Items reportedly in it will include a discount card for all seniors, aid to rural medical centers (a Grassley priority), higher payments to Medicare HMOs (a Thomas priority), a measure to lower prices by eliminating barriers to production of generic drugs — and reimportation.

The Bush administration formerly opposed the idea of reimporting U.S. drugs on the grounds that their safety could not be guaranteed, but some health care lobbyists claim that administration resistance is weakening in the face of the runaway popularity of the idea.

A “little bill” might contain a provision permitting reimports only from Canada, where purity standards are higher.

The governors of Illinois, Iowa and Minnesota all are contemplating mass imports from Canada to cut their Medicaid budgets.
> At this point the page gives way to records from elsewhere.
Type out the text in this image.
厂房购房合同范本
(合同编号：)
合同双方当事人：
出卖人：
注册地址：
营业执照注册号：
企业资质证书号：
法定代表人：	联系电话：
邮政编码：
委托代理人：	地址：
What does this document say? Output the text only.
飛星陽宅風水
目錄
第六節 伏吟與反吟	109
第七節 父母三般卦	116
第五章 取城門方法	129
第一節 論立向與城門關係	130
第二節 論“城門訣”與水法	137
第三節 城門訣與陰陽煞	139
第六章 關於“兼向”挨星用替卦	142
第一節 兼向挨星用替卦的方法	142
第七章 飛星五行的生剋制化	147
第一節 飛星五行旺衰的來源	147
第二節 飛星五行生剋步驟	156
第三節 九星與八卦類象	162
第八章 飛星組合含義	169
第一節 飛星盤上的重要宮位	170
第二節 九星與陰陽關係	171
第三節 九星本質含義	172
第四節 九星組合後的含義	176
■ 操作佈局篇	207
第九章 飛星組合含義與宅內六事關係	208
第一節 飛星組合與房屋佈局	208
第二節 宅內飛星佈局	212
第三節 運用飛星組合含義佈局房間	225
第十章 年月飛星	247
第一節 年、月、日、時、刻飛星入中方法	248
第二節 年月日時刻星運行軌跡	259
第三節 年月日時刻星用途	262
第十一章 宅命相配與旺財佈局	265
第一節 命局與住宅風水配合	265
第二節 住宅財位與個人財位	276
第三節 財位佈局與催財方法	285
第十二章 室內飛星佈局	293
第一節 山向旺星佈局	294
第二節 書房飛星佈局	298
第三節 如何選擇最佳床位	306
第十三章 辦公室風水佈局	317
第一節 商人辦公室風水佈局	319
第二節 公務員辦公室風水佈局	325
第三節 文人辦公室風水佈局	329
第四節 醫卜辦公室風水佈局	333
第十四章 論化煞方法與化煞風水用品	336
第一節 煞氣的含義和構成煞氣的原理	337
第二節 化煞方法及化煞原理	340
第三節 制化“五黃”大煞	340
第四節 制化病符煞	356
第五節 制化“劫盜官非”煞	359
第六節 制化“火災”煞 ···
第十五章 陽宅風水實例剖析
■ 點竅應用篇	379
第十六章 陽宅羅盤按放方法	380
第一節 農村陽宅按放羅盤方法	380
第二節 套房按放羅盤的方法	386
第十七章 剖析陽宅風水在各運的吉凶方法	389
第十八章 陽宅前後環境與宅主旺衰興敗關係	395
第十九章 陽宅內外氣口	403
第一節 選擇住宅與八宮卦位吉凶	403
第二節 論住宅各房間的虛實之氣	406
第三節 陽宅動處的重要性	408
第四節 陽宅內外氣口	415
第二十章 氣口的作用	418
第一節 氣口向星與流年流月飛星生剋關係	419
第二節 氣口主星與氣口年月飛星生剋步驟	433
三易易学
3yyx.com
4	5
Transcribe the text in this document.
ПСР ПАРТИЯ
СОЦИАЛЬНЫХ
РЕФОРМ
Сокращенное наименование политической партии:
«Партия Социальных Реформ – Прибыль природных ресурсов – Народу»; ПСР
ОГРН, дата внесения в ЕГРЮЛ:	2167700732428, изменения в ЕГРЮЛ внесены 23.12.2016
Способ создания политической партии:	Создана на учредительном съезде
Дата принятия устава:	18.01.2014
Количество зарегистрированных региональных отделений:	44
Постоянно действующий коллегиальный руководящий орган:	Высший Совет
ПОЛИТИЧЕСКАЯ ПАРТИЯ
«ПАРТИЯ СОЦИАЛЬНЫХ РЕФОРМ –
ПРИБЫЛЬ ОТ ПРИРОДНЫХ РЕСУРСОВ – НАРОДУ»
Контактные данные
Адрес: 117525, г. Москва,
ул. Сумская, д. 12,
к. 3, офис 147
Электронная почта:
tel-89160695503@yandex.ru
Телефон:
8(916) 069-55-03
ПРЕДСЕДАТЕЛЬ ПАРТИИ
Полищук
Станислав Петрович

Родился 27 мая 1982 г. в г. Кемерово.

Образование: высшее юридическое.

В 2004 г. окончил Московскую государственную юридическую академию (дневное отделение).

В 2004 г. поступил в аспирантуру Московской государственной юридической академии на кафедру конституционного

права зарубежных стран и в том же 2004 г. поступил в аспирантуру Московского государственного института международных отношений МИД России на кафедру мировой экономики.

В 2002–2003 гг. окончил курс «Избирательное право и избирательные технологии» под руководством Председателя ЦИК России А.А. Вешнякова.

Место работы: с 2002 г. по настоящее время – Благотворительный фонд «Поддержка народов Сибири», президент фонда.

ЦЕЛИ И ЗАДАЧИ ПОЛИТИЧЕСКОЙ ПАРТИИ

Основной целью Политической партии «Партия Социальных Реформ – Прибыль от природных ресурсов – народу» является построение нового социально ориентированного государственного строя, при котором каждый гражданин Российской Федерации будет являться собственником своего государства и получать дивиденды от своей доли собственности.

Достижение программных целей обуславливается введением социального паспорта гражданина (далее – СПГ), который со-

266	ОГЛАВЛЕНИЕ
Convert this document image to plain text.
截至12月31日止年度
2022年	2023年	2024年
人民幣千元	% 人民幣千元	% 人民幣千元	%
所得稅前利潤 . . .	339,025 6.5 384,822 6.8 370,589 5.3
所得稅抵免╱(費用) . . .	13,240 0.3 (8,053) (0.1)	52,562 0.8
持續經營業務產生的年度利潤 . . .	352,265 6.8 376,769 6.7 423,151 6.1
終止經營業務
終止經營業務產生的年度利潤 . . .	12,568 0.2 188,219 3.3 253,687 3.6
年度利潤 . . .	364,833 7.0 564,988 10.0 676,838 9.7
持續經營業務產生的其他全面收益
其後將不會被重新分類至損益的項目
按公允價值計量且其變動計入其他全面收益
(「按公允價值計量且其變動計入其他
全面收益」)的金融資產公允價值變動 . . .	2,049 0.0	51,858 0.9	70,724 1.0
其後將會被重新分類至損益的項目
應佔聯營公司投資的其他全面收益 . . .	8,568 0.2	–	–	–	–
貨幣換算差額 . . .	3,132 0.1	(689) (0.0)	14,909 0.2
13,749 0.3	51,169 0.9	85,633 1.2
Drugs are cheaper in Canada because prices are controlled there. Reimportation would cost pharmaceutical companies billions of dollars, limiting their ability to perform expensive research leading to new drugs to cure disease.

The reimportation plan is simply odious, condemning people to death to save money and allow politicians to provide a benefit to constituents at someone else’s expense.

The better way to make drugs cheaper is to pass a Medicare benefit bill — aiding the neediest first, if a “big” bill is politically impossible. But that requires active White House leadership.